Oft at the sun the dusky elfins strain
The sable eye, then, snugging, sleep again:
Oft, as the dews of cooler evening fall,
For their prophetic mother's mantle call.
Far other cares that wand'ring mother wait,
The mouth, and oft the minister, of fate!
From her to hear, in ev'ning's friendly shade,
Of future fortune, flies the village-maid,
Draws her long-hoarded copper from its hold;
And rusty halfpence purchase hopes of gold.

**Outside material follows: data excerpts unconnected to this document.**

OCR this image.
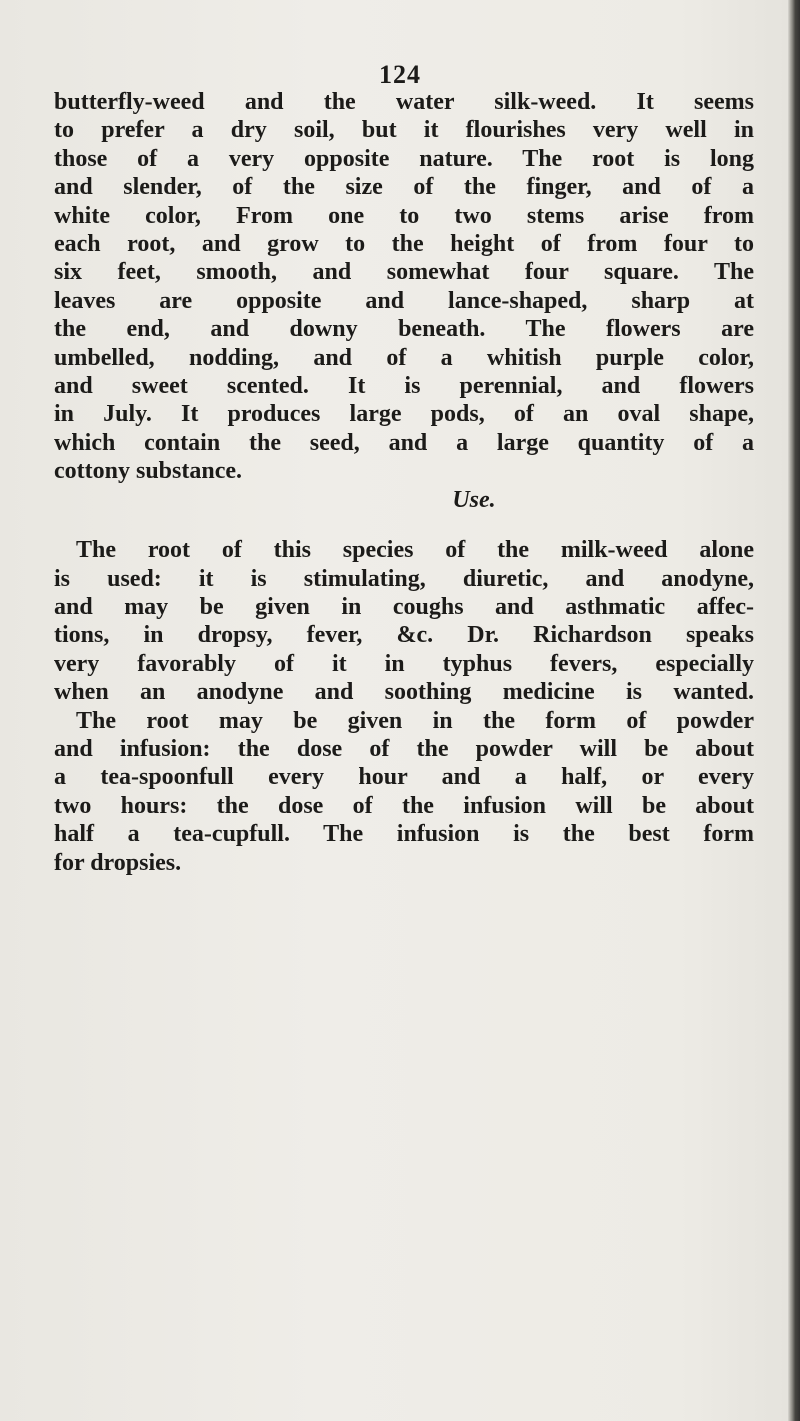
124
butterfly-weed and the water silk-weed. It seems
to prefer a dry soil, but it flourishes very well in
those of a very opposite nature. The root is long
and slender, of the size of the finger, and of a
white color, From one to two stems arise from
each root, and grow to the height of from four to
six feet, smooth, and somewhat four square. The
leaves are opposite and lance-shaped, sharp at
the end, and downy beneath. The flowers are
umbelled, nodding, and of a whitish purple color,
and sweet scented. It is perennial, and flowers
in July. It produces large pods, of an oval shape,
which contain the seed, and a large quantity of a
cottony substance.
Use.
The root of this species of the milk-weed alone
is used: it is stimulating, diuretic, and anodyne,
and may be given in coughs and asthmatic affec-
tions, in dropsy, fever, &c. Dr. Richardson speaks
very favorably of it in typhus fevers, especially
when an anodyne and soothing medicine is wanted.
The root may be given in the form of powder
and infusion: the dose of the powder will be about
a tea-spoonfull every hour and a half, or every
two hours: the dose of the infusion will be about
half a tea-cupfull. The infusion is the best form
for dropsies.
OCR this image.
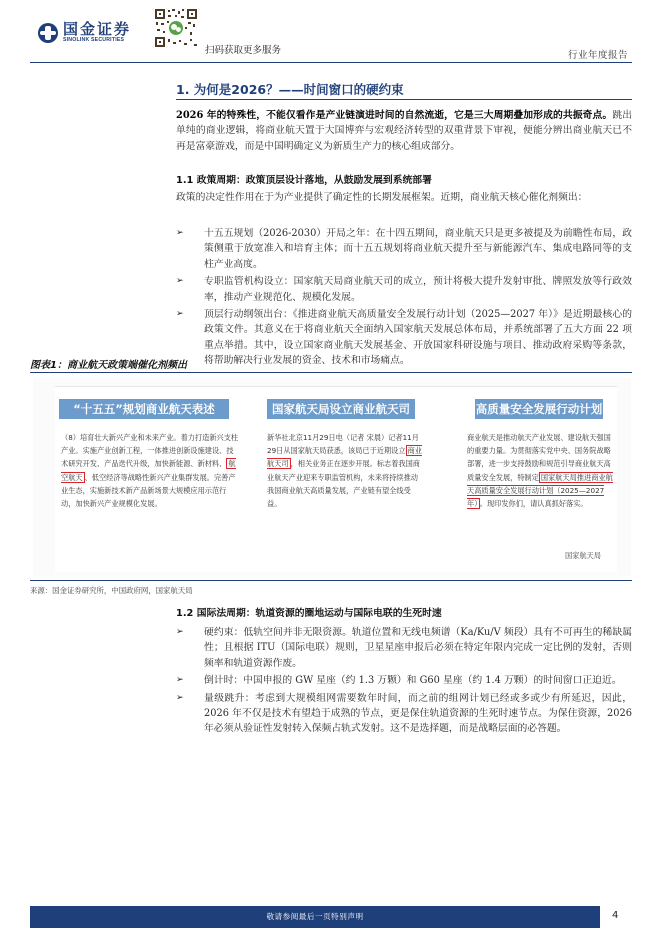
国金证券
SINOLINK SECURITIES
扫码获取更多服务	行业年度报告
1. 为何是2026？——时间窗口的硬约束
2026 年的特殊性，不能仅看作是产业链演进时间的自然流逝，它是三大周期叠加形成的共振奇点。跳出单纯的商业逻辑，将商业航天置于大国博弈与宏观经济转型的双重背景下审视，便能分辨出商业航天已不再是富豪游戏，而是中国明确定义为新质生产力的核心组成部分。
1.1 政策周期：政策顶层设计落地，从鼓励发展到系统部署
政策的决定性作用在于为产业提供了确定性的长期发展框架。近期，商业航天核心催化剂频出：
➢ 十五五规划（2026-2030）开局之年：在十四五期间，商业航天只是更多被提及为前瞻性布局，政策侧重于放宽准入和培育主体；而十五五规划将商业航天提升至与新能源汽车、集成电路同等的支柱产业高度。
➢ 专职监管机构设立：国家航天局商业航天司的成立，预计将极大提升发射审批、牌照发放等行政效率，推动产业规范化、规模化发展。
➢ 顶层行动纲领出台：《推进商业航天高质量安全发展行动计划（2025—2027 年）》是近期最核心的政策文件。其意义在于将商业航天全面纳入国家航天发展总体布局，并系统部署了五大方面 22 项重点举措。其中，设立国家商业航天发展基金、开放国家科研设施与项目、推动政府采购等条款，将帮助解决行业发展的资金、技术和市场痛点。
图表1：商业航天政策端催化剂频出
“十五五”规划商业航天表述
（8）培育壮大新兴产业和未来产业。着力打造新兴支柱产业。实施产业创新工程，一体推进创新设施建设、技术研究开发、产品迭代升级，加快新能源、新材料、 航空航天 、低空经济等战略性新兴产业集群发展。完善产业生态，实施新技术新产品新场景大规模应用示范行动，加快新兴产业规模化发展。
国家航天局设立商业航天司
新华社北京11月29日电（记者 宋晨）记者11月29日从国家航天局获悉，该局已于近期设立 商业航天司 ，相关业务正在逐步开展。标志着我国商业航天产业迎来专职监管机构，未来将持续推动我国商业航天高质量发展，产业链有望全线受益。
高质量安全发展行动计划
商业航天是推动航天产业发展、建设航天强国的重要力量。为贯彻落实党中央、国务院战略部署，进一步支持鼓励和规范引导商业航天高质量安全发展，特制定 国家航天局推进商业航天高质量安全发展行动计划（2025—2027年） 。现印发你们，请认真抓好落实。
国家航天局
来源：国金证券研究所，中国政府网，国家航天局
1.2 国际法周期：轨道资源的圈地运动与国际电联的生死时速
➢ 硬约束：低轨空间并非无限资源。轨道位置和无线电频谱（Ka/Ku/V 频段）具有不可再生的稀缺属性；且根据 ITU（国际电联）规则，卫星星座申报后必须在特定年限内完成一定比例的发射，否则频率和轨道资源作废。
➢ 倒计时：中国申报的 GW 星座（约 1.3 万颗）和 G60 星座（约 1.4 万颗）的时间窗口正迫近。
➢ 量级跳升：考虑到大规模组网需要数年时间，而之前的组网计划已经或多或少有所延迟，因此，2026 年不仅是技术有望趋于成熟的节点，更是保住轨道资源的生死时速节点。为保住资源，2026 年必须从验证性发射转入保频占轨式发射。这不是选择题，而是战略层面的必答题。
敬请参阅最后一页特别声明	4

But ah! ye maids, beware the gypsy's lures!
She opens not the womb of time, but yours.
Oft has her hands the hapless Marian wrung,
Marian, whom Gay in sweetest strains has sung!
The parson's maid — sore cause had she to rue
The gypsy's tongue; the parson's daughter too.
Long had that anxious daughter sighed to know
What Vellum's sprucy clerk, the valley's beau,
Meant by those glances which at church he stole,
Her father nodding to the psalm's slow drawl;
Long had she sighed, at length a prophet came,
By many a sure prediction known to fame,
To Marian known, and all she told, for true:
She knew the future, for the past she knew.
Where, in the darkling shed, the moon's dim rays
Beamed on the ruins of a one-horse chaise,
Villaria sat, while faithful Marian brought
The wayward prophet of the woe she sought.
Twice did her hands, the income of the week,
On either side the crooked sixpence seek;
Twice were those hands withdrawn from either side,
To stop the titt'ring laugh, the blush to hide.
The wayward prophet made no long delay,
No novice she in fortune's devious way!
" Ere yet," she cried, " ten rolling months are o'er,
Must ye be mothers; maids, at least, no more.
With you shall soon, O lady fair, prevail
A gentle youth, the flower of this fair vale.
To Marian, once of Colin Clout the scorn,
Shall Bumkin come, and Bumkinets be born."
Smote to the heart, the maidens marvelled sore
That ten short months had such events in store;
But holding firm what village-maids believe,
" That strife with fate is milking in a sieve",
To prove their prophet true, though to their cost,
They justly thought no time was to be lost.
These foes to youth that seek, with dang'rous art,
To aid the native weakness of the heart,
These miscreants from thy harmless village drive,
As wasps felonious from the lab'ring hive.